Navios russos já foram empurrados para mais longe da costa ucraniana, confirmaram autoridades dos EUA, falando sob condição de anonimato para discutir avaliações de inteligência da guerra. O restante da frota russa do Mar Negro ainda está dentro do alcance para lançar mísseis de cruzeiro na Ucrânia, mas é incapaz de apoiar qualquer tipo de ataque anfíbio às cidades costeiras do país, segundo ex-funcionários.
Analistas navais se preocupam há anos que um nova geração de mísseis destruidores de navios colocaria em perigo navios grandes e importantes como o Moskva ou a frota de porta-aviões dos Estados Unidos. O naufrágio do Moskva é um sinal claro de que o futuro chegou.
O próprio Moskva foi projetado como um assassino de navios. A construção do navio, originalmente conhecido como Slava, começou em 1976, e o navio entrou em serviço em 1983. Construído pela União Soviética para afundar porta-aviões americanos, estava armado com mísseis capazes de atingir aviões, navios e submarinos.
Atualizado muitas vezes ao longo dos anos, o Moskva deveria ter defesas para derrubar os mísseis ucranianos. O navio estava armado com um sistema terra-ar de médio alcance que se pensava ser eficaz dentro de sete milhas, e também tinha outros mísseis projetados para eliminar ameaças a 50 milhas de distância. Em teoria, seus canhões também poderiam ter derrubado um míssil Neptune.
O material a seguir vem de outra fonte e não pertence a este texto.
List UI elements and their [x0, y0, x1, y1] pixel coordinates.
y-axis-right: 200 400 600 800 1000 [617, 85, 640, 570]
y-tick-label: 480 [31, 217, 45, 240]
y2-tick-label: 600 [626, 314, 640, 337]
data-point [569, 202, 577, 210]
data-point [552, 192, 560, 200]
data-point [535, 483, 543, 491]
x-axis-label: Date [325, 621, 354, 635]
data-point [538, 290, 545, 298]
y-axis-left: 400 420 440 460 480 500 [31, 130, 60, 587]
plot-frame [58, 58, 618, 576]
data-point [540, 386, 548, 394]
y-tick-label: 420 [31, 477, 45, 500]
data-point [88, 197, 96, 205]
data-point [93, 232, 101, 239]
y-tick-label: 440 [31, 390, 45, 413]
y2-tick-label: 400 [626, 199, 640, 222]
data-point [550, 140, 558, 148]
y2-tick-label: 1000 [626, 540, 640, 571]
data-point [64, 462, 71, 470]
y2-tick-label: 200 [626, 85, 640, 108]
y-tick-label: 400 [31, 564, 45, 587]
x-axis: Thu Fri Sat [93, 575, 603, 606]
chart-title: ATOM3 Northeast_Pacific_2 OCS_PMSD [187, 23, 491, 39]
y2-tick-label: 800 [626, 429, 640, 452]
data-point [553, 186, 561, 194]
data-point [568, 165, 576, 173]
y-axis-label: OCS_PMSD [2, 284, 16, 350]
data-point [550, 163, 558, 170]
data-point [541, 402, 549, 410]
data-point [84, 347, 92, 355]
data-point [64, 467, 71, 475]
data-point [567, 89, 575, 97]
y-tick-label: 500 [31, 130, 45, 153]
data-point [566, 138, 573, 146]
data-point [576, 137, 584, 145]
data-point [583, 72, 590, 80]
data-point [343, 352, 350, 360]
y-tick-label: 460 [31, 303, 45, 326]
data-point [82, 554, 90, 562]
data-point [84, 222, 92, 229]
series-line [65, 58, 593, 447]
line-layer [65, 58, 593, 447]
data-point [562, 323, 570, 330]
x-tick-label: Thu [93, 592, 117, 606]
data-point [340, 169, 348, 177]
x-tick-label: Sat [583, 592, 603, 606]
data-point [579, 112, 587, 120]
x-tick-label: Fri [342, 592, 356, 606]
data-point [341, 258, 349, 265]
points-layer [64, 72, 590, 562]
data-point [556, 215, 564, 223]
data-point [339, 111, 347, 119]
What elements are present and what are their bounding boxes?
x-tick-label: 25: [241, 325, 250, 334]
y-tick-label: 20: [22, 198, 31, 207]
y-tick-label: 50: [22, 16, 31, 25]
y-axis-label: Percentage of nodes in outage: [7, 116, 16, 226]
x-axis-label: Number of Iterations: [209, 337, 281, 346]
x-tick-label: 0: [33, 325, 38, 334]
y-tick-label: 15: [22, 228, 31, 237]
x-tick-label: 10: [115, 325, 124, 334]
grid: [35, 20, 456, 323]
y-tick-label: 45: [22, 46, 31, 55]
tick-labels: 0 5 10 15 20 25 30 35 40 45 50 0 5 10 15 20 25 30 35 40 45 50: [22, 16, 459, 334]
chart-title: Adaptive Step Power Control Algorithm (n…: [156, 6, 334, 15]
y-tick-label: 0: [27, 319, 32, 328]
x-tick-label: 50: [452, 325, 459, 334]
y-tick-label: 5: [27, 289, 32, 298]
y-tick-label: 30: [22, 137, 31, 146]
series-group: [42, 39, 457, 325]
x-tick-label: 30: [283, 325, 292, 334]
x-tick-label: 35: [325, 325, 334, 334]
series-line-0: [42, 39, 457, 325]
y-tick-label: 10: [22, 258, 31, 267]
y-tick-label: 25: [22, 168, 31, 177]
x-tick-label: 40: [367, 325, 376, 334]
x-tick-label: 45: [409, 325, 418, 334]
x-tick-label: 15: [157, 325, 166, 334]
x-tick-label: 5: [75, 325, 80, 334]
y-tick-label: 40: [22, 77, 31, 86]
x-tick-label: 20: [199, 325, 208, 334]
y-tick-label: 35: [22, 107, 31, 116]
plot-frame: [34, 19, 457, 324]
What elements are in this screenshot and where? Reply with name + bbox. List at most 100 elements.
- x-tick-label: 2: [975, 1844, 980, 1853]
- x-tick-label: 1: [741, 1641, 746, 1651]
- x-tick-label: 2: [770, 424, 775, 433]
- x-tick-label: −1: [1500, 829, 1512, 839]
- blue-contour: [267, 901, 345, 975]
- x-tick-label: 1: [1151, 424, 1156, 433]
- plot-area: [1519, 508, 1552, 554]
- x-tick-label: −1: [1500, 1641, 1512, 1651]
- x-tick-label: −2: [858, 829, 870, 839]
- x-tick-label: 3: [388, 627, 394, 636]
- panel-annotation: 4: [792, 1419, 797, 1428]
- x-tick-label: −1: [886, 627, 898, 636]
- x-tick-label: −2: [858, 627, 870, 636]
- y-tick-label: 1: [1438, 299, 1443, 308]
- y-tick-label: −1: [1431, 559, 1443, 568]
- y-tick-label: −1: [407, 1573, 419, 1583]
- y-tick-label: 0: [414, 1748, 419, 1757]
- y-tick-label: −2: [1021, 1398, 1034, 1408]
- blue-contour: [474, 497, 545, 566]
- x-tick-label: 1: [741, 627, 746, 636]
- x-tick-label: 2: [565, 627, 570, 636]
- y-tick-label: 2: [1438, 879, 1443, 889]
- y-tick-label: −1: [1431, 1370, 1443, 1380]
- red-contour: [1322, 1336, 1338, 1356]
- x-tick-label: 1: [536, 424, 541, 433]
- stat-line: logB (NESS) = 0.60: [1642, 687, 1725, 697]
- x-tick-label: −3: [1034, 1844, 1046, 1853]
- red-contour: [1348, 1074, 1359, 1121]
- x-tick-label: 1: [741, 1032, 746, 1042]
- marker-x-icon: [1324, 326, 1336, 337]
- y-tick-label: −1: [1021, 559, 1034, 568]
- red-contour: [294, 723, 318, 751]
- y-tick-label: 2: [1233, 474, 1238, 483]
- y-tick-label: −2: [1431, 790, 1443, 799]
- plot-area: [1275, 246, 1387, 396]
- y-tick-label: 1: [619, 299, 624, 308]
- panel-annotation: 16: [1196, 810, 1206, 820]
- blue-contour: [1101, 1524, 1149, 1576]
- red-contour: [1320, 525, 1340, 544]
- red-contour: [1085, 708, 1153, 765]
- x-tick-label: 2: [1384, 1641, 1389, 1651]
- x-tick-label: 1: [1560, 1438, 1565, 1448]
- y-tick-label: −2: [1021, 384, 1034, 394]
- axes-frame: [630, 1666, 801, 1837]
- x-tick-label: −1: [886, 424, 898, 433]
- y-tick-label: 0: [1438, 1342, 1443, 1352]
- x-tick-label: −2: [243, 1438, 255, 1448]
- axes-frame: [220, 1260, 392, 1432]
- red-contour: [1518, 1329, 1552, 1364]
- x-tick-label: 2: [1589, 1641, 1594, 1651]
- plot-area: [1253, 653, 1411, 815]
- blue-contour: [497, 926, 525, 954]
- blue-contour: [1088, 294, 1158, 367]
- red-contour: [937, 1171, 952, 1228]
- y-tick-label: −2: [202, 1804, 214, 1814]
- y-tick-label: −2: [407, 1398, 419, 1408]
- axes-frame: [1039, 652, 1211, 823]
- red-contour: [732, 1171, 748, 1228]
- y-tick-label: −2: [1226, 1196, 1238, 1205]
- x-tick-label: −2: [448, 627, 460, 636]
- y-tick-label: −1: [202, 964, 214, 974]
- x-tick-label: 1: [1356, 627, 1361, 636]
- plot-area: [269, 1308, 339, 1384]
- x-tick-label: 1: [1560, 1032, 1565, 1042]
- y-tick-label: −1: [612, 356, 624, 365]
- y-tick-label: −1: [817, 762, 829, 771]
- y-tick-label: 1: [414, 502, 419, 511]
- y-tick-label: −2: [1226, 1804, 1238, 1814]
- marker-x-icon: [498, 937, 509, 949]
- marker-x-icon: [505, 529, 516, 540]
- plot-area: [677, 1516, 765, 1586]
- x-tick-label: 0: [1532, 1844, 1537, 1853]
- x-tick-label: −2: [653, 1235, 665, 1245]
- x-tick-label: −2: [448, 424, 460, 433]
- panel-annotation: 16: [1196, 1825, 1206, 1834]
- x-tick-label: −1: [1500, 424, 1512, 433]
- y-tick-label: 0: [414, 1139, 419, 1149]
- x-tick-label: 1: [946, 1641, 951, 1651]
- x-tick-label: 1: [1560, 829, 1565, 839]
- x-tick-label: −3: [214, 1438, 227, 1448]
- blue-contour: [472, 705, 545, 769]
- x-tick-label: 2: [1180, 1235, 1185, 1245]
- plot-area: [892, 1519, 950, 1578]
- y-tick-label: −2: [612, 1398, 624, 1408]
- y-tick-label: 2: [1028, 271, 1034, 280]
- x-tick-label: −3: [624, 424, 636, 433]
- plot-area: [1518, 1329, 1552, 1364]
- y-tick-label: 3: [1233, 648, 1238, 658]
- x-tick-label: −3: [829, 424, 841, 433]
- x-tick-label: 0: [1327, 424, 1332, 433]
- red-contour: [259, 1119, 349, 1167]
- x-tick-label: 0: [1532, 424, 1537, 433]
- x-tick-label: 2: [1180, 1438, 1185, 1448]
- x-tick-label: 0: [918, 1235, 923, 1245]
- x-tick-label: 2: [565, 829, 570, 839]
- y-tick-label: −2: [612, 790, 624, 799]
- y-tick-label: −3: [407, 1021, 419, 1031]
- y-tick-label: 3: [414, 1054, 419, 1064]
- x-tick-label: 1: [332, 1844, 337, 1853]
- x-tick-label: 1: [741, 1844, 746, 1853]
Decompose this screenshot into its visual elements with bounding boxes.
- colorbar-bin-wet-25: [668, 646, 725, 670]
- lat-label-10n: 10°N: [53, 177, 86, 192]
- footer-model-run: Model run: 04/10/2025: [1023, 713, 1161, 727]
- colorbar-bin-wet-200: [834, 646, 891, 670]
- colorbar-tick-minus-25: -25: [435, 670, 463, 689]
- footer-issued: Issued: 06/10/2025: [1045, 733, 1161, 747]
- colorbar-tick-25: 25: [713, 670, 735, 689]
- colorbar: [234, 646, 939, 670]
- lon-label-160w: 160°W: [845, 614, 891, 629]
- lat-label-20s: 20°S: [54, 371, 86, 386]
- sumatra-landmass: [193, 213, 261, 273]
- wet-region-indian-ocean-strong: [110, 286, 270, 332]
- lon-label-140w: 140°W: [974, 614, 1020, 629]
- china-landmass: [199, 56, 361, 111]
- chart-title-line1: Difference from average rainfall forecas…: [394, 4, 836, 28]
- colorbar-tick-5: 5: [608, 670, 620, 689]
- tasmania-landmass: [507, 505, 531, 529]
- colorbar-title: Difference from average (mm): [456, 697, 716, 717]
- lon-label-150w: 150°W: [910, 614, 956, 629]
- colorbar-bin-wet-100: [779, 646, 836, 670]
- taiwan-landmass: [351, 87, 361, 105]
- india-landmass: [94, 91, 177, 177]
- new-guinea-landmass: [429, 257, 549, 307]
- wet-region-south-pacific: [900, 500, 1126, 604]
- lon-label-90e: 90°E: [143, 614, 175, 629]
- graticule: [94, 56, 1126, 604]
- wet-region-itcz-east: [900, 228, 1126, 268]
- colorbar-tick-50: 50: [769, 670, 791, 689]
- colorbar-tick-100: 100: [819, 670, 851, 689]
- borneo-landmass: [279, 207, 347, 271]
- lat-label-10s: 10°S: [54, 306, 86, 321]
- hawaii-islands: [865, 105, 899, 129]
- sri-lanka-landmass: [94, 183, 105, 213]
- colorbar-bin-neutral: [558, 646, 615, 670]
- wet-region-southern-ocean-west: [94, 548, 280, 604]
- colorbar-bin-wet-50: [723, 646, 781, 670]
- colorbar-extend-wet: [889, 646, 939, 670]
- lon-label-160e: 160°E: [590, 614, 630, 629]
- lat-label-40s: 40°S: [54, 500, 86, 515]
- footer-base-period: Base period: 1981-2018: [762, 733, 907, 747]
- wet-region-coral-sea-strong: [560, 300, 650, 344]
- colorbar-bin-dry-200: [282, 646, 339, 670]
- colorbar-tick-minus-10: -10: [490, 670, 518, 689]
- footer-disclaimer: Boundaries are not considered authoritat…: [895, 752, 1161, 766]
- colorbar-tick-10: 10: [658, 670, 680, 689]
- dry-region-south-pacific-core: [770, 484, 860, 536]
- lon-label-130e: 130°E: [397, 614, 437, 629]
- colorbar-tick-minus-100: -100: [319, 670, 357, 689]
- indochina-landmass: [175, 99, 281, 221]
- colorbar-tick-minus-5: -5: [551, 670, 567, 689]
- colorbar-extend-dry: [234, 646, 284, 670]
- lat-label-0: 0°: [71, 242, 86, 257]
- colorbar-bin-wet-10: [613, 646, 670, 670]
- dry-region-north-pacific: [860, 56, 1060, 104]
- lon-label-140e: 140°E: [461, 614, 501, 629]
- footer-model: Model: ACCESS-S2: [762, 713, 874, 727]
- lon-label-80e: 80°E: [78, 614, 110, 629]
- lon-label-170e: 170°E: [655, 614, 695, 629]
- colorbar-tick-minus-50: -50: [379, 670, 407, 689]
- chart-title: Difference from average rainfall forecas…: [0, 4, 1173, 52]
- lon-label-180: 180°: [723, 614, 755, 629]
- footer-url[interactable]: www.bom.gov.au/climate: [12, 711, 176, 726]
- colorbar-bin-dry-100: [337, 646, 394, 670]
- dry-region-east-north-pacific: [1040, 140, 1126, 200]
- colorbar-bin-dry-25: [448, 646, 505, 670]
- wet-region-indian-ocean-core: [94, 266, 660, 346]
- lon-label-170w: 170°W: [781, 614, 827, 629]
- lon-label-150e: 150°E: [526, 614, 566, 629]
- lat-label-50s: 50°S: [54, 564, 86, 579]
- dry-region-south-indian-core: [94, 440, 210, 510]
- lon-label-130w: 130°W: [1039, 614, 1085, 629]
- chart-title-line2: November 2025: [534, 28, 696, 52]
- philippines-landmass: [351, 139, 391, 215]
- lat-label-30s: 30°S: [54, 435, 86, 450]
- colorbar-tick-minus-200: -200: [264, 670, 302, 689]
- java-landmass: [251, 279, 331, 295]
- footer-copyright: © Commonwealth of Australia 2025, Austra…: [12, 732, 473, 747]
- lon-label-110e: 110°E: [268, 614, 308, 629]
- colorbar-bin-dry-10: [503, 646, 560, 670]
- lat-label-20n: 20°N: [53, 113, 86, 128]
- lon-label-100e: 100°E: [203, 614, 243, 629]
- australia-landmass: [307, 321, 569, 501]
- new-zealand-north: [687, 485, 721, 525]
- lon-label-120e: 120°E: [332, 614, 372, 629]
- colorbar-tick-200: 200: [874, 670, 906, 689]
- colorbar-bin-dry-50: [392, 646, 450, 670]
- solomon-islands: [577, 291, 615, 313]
Mas nenhuma dessas defesas funcionou.
“A guerra é uma coisa brutal”, disse o almirante aposentado Gary Roughead, ex-chefe de operações navais. “Você tem que fazer os investimentos para derrotar os tipos de armas que as pessoas vão jogar em você.”
Armas antinavio não são difíceis de construir ou colocar em campo. O Hezbollah atingiu um navio de guerra israelense na guerra do Líbano em 2006. Rebeldes houthis no Iêmen dispararam vários mísseis antinavio contra um destróier da Marinha dos EUA em dois ataques separados em 2016, que provocaram ataques de retaliação com mísseis de cruzeiro Tomahawk em resposta. Embora a Marinha dos EUA tenha investido em tecnologia antimísseis por décadas, os planejadores de guerra americanos disseram que os mísseis da China representariam uma ameaça real em um conflito.
Embora simbolicamente dolorosa para a Rússia, a perda da Moskva também tem efeitos práticos na guerra em curso. Mísseis que teriam sido disparados contra a Ucrânia estão agora no fundo do Mar Negro, um golpe nos planos de guerra da Rússia.
O Moskva teria desempenhado um papel primordial em qualquer potencial ataque anfíbio à cidade costeira ucraniana de Odesa. Enquanto outros navios de desembarque teriam sido usados para trazer a infantaria naval russa para o litoral, o Moskva teria protegido esses navios e lançado ataques de mísseis na cidade.
Agora, disse o almirante Cox, qualquer ataque anfíbio à Ucrânia será muito mais perigoso para a Rússia, com seu desembarque e navios anfíbios muito mais vulneráveis a ataques.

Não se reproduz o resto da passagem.